Is it true that open clusters have $E > 0$ and globular clusters have $E < 0$?

Question

I just need to confirm or refute something I'm believing since a very long time, maybe without real evidence.

Can we distinguish stellar clusters by their total mechanical energy ?

Is it true that all "open" star clusters have a positive energy (i.e. more kinetic energy that potential energy), while all globular clusters are "closed" systems with negative total energy (i.e less kinetic energy than total potential energy) ?

So for example, the Peiades M45 are "open" : they have $E > 0$, while M4, M53 and M80 (globulars) have $E < 0$ ? Is this true ?

Answer 1

Stars in an open star cluster are - according to wikipedia - "loosly bound by mutual gravity". Whereas a globular cluster is more dense and will be "less loosly" bound - to use the same terminology.

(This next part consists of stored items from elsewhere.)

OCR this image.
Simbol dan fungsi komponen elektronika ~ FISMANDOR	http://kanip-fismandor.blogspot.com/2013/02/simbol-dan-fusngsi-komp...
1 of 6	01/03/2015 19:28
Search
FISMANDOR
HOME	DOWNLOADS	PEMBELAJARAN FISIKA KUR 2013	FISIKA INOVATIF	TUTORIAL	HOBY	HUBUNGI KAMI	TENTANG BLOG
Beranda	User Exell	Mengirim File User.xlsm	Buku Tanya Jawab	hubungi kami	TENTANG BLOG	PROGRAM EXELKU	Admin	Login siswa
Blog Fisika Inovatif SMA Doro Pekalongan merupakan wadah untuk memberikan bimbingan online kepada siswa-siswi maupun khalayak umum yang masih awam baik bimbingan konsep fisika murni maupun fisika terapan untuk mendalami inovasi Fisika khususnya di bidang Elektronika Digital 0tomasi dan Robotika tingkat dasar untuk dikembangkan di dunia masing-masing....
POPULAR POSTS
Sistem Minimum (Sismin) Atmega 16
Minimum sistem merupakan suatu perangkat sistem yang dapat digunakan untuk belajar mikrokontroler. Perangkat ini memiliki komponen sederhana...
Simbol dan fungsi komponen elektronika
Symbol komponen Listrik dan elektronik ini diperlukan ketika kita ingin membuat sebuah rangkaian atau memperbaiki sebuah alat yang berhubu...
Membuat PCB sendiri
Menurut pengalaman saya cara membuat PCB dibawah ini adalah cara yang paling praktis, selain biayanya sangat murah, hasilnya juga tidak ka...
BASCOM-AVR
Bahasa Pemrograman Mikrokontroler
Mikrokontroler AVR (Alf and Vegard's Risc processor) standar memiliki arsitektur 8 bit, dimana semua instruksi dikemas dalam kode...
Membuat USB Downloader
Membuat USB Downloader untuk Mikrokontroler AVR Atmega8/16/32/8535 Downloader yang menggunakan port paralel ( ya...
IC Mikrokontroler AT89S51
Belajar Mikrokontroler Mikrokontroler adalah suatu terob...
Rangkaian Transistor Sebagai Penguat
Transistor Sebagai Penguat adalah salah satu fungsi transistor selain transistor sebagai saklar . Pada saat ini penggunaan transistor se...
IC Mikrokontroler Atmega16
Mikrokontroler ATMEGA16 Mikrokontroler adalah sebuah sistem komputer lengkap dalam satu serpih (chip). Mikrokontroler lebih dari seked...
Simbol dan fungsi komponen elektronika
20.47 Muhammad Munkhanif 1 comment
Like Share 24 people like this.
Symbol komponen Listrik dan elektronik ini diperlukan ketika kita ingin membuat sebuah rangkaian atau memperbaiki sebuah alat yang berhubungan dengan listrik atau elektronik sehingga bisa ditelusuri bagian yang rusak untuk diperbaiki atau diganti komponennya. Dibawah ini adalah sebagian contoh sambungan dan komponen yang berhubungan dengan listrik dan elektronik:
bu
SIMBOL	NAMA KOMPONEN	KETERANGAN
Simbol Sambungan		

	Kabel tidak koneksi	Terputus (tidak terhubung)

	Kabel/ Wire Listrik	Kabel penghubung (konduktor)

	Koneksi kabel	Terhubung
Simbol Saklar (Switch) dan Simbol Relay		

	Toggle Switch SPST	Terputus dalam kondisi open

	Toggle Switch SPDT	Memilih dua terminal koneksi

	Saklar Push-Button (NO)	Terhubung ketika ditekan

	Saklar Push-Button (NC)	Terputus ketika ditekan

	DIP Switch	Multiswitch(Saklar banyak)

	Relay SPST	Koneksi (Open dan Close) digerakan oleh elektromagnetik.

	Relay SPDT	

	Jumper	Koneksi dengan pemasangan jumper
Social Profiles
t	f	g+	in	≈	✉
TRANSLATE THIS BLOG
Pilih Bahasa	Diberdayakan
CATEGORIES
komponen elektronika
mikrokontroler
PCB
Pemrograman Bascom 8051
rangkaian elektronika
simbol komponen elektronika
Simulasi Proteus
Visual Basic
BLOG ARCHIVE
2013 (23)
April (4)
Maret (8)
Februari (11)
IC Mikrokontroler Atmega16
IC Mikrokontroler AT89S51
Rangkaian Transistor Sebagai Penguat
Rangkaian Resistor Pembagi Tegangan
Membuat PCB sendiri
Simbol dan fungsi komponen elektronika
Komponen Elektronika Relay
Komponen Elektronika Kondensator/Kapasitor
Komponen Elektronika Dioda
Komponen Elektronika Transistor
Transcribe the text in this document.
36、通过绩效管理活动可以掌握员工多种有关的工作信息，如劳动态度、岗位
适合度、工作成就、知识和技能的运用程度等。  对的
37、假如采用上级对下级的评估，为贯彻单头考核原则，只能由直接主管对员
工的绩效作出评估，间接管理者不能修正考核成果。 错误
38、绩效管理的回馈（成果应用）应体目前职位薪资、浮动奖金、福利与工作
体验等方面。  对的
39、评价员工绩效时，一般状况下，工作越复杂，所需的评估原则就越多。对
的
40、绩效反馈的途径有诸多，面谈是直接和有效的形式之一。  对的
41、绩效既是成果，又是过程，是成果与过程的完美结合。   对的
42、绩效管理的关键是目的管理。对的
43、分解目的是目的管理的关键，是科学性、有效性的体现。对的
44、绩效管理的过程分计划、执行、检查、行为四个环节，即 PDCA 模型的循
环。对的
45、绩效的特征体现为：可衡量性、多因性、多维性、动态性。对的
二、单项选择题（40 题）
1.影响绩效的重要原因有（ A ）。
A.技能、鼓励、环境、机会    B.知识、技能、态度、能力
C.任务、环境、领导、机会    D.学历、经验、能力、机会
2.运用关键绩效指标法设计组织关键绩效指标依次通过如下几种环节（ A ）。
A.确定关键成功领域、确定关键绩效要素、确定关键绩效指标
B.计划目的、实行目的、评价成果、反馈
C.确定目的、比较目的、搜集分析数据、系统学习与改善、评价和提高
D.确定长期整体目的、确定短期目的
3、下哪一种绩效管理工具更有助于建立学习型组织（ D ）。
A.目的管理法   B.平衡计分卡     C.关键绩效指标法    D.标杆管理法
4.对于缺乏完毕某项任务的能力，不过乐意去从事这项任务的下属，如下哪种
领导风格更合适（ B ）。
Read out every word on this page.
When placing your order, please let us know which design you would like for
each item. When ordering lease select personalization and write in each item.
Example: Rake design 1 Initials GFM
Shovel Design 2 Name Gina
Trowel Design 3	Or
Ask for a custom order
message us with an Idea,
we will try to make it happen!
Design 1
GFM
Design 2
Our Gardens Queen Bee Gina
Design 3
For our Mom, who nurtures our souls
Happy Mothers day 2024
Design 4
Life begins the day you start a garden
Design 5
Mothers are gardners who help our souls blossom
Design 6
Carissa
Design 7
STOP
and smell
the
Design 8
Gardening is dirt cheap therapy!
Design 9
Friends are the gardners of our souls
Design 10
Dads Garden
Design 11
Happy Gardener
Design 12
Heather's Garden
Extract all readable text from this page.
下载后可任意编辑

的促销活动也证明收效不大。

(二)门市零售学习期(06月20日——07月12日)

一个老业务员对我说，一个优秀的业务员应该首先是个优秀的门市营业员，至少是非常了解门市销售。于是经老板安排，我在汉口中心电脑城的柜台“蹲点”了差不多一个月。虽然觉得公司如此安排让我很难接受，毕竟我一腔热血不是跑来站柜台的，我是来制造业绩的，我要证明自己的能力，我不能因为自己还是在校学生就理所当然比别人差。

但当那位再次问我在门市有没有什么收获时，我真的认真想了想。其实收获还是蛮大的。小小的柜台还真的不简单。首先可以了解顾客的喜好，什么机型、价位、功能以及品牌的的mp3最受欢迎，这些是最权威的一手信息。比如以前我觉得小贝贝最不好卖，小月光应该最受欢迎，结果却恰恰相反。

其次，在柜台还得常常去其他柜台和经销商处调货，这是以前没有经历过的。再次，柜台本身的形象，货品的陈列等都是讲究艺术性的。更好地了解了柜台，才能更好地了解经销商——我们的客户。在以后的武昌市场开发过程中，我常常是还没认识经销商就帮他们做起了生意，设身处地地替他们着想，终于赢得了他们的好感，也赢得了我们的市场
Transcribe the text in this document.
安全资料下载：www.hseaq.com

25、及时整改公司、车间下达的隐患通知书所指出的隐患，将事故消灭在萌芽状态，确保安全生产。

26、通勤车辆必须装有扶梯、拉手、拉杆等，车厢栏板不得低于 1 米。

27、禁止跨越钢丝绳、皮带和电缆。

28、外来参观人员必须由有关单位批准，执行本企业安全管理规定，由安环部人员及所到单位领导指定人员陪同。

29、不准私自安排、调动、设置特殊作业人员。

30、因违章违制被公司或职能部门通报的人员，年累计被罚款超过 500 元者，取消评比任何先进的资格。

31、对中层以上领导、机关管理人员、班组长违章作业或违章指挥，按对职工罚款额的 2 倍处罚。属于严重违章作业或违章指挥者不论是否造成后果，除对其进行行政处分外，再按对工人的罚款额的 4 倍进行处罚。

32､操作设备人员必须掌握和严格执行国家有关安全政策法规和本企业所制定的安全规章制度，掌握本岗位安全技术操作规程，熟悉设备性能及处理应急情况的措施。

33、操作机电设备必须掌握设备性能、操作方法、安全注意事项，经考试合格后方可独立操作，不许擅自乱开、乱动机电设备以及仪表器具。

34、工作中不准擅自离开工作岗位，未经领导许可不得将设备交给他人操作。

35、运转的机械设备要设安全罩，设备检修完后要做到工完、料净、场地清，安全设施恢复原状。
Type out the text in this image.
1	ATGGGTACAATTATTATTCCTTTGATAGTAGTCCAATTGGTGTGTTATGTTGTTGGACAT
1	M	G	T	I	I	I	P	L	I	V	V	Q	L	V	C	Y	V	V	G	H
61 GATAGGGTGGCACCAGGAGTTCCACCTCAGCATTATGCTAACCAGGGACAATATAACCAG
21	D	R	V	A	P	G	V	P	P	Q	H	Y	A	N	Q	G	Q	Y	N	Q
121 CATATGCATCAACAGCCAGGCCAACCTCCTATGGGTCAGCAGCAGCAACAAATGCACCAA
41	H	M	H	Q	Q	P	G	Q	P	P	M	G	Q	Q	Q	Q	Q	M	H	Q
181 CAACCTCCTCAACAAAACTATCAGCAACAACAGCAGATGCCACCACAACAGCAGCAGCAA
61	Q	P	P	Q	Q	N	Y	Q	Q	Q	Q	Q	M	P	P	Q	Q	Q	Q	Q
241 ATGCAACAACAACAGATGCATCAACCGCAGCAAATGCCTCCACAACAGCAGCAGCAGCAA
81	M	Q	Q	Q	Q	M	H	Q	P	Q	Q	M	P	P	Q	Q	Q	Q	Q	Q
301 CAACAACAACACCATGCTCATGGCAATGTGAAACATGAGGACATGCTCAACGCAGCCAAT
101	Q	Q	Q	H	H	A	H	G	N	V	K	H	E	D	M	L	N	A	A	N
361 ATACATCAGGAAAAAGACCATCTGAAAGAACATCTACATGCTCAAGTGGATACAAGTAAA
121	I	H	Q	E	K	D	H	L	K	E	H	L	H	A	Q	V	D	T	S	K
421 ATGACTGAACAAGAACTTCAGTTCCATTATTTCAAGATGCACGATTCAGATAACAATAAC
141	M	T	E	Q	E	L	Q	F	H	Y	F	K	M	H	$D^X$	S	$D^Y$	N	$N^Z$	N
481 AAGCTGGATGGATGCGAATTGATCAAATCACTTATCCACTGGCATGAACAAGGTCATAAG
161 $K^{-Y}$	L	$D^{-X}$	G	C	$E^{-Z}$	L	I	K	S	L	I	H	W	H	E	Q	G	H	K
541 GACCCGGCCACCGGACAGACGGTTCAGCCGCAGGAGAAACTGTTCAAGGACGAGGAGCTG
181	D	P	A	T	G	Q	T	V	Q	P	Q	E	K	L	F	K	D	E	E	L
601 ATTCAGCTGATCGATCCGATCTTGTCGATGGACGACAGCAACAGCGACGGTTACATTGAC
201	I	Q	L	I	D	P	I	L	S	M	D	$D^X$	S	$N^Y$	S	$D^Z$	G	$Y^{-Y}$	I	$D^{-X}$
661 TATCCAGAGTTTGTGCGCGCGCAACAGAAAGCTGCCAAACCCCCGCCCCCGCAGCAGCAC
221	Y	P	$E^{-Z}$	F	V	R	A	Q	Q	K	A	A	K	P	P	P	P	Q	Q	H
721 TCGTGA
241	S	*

Since the stars in the open star cluster still are gravitationally bound, the total energy $E$ must be less than zero. This criterium that $E<0$ is always correct for (gravitationally or otherwise) bound systems for exactly the reason you stated, the kinetic energy is 'less positive' than the potential is negative. Otherwise the particles (stars in this case) would break free from the gravitational interactions with the other particles - and that's the complete opposite of a bound system.

However, the fate of most open star clusters is that it will fall apart. This can be due to

• mass loss of the cluster or,
• internal processes like a slingshot due to close encounters between constituent stars.

From the get-go these open clusters are quite unstable, so $E$ will be close to zero, but still negative ofcourse because it's a bound system. But it is instable enough for the following to happen. Young, bright stars radiate a lot of energy, and this means that the radiation pressure on the surronding cloud from which these stars are born is high. The light from these young stars can blow large amounts of mass in the form of this gas and dust out of the system - which has an influence on the total energy of the system! Because the mass of the system drops, the total energy rises (read: becomes less negative) - wich makes it easier for the constituent stars to reach escape velocity. If you don't like thinking in terms of energy, the escape velocity is $v_e = \sqrt{2GM/r}$, so $v_e \propto M $. If $M$ drops, so does the escape velocity.

The second bullet speaks for itself, I think.

You can deduce that $E$ has to be negative from a conservation viewpoint. When the stars in the cluster are born from the same cloud, this cloud already is gravitationally bound, so $E<0$, and unless some energy is lost at some point, the cloud will stay bound. But like I said and as you said, most of these clusters don't stay bound for very long, and eventually will evaporate.